Another organisation supporting the DMRC charter is the Chronic Collaboration. It campaigns around chronic illness and intersecting issues. The group previously protested outside the National Institute for Clinical Excellence (NICE) and at parliament. Its founder Nicola Jeffery is a chronically ill and disabled mother who has lived experience of battling social services and the courts to keep her child. She told the Canary:
This much needed charter along with its five demands are crucial in firstly highlighting the discriminatory proportion of disabled mothers that are having their children taken into care, and secondly the complete lack of financial support disabled mothers can be subjected to – often leading to state-sanctioned poverty.
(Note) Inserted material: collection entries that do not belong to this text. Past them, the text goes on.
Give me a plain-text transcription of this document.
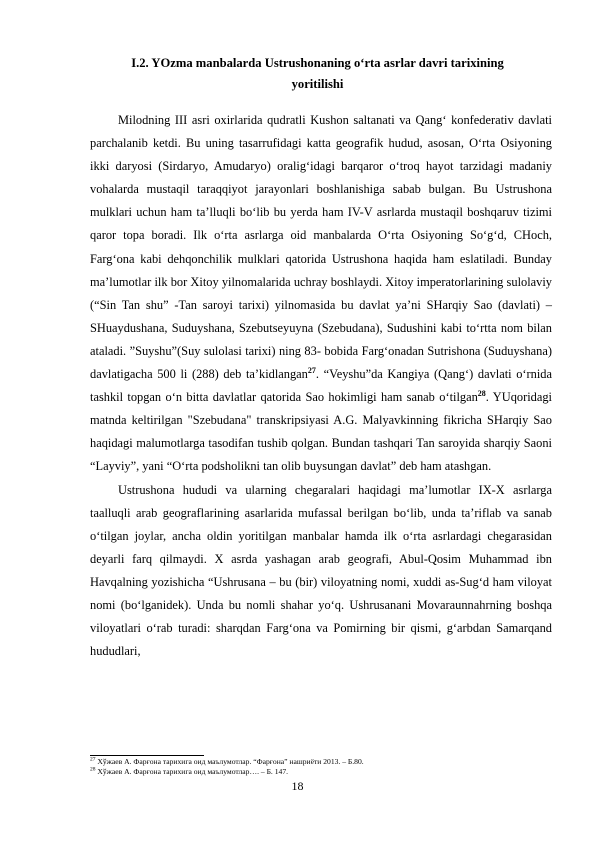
I.2. YOzma manbalarda Ustrushonaning o‘rta asrlar davri tarixining
yoritilishi

Milodning III asri oxirlarida qudratli Kushon saltanati va Qang‘ konfederativ davlati parchalanib ketdi. Bu uning tasarrufidagi katta geografik hudud, asosan, O‘rta Osiyoning ikki daryosi (Sirdaryo, Amudaryo) oralig‘idagi barqaror o‘troq hayot tarzidagi madaniy vohalarda mustaqil taraqqiyot jarayonlari boshlanishiga sabab bulgan. Bu Ustrushona mulklari uchun ham ta’lluqli bo‘lib bu yerda ham IV-V asrlarda mustaqil boshqaruv tizimi qaror topa boradi. Ilk o‘rta asrlarga oid manbalarda O‘rta Osiyoning So‘g‘d, CHoch, Farg‘ona kabi dehqonchilik mulklari qatorida Ustrushona haqida ham eslatiladi. Bunday ma’lumotlar ilk bor Xitoy yilnomalarida uchray boshlaydi. Xitoy imperatorlarining sulolaviy (“Sin Tan shu” -Tan saroyi tarixi) yilnomasida bu davlat ya’ni SHarqiy Sao (davlati) – SHuaydushana, Suduyshana, Szebutseyuyna (Szebudana), Sudushini kabi to‘rtta nom bilan ataladi. ”Suyshu”(Suy sulolasi tarixi) ning 83- bobida Farg‘onadan Sutrishona (Suduyshana) davlatigacha 500 li (288) deb ta’kidlangan$^{27}$. “Veyshu”da Kangiya (Qang‘) davlati o‘rnida tashkil topgan o‘n bitta davlatlar qatorida Sao hokimligi ham sanab o‘tilgan$^{28}$. YUqoridagi matnda keltirilgan "Szebudana" transkripsiyasi A.G. Malyavkinning fikricha SHarqiy Sao haqidagi malumotlarga tasodifan tushib qolgan. Bundan tashqari Tan saroyida sharqiy Saoni “Layviy”, yani “O‘rta podsholikni tan olib buysungan davlat” deb ham atashgan.

Ustrushona hududi va ularning chegaralari haqidagi ma’lumotlar IX-X asrlarga taalluqli arab geograflarining asarlarida mufassal berilgan bo‘lib, unda ta’riflab va sanab o‘tilgan joylar, ancha oldin yoritilgan manbalar hamda ilk o‘rta asrlardagi chegarasidan deyarli farq qilmaydi. X asrda yashagan arab geografi, Abul-Qosim Muhammad ibn Havqalning yozishicha “Ushrusana – bu (bir) viloyatning nomi, xuddi as-Sug‘d ham viloyat nomi (bo‘lganidek). Unda bu nomli shahar yo‘q. Ushrusanani Movaraunnahrning boshqa viloyatlari o‘rab turadi: sharqdan Farg‘ona va Pomirning bir qismi, g‘arbdan Samarqand hududlari,

$^{27}$ Хўжаев А. Фарғона тарихига оид маълумотлар. “Фарғона” нашриёти 2013. – Б.80.
$^{28}$ Хўжаев А. Фарғона тарихига оид маълумотлар…. – Б. 147.
18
The charter and its demands, as simple as they may seem in an open, democratic country are so often being neglected here in the UK, and around the world. This has led to constant discrimination against disabled mothers with an often-automatic, systemic attitude that disabled women are unfit mothers – and are therefore penalised simply for asking for help or support.
Social services: not fit for purpose
In the end, the Charter of Rights serves to outline just how the system should treat chronically ill and disabled mothers. DMRC has done an excellent job of drawing together people’s lived experience and turning it into an accessible, succinct call to action. However, the group shouldn’t have had to do this in the first place.
The fact that in 21st century Britain, chronically ill and disabled mothers – along with other marginalised yet apparently ‘protected’ groups – are treated in the same way as they were in the times of eugenics, is damning. Sociologist Angela Frederick argued in a paper that the legacy of eugenics for marginalised women persists to this day. However, she summed up by saying:
Despite the gains of the disability rights movement, disabled women still receive undue scrutiny about their right to mother. Instead of asking whether or not disabled mothers should have children, we should be asking how we can help their families to thrive.
Surely, this and the system’s adherence to DMRC’s charter aren’t too much to ask?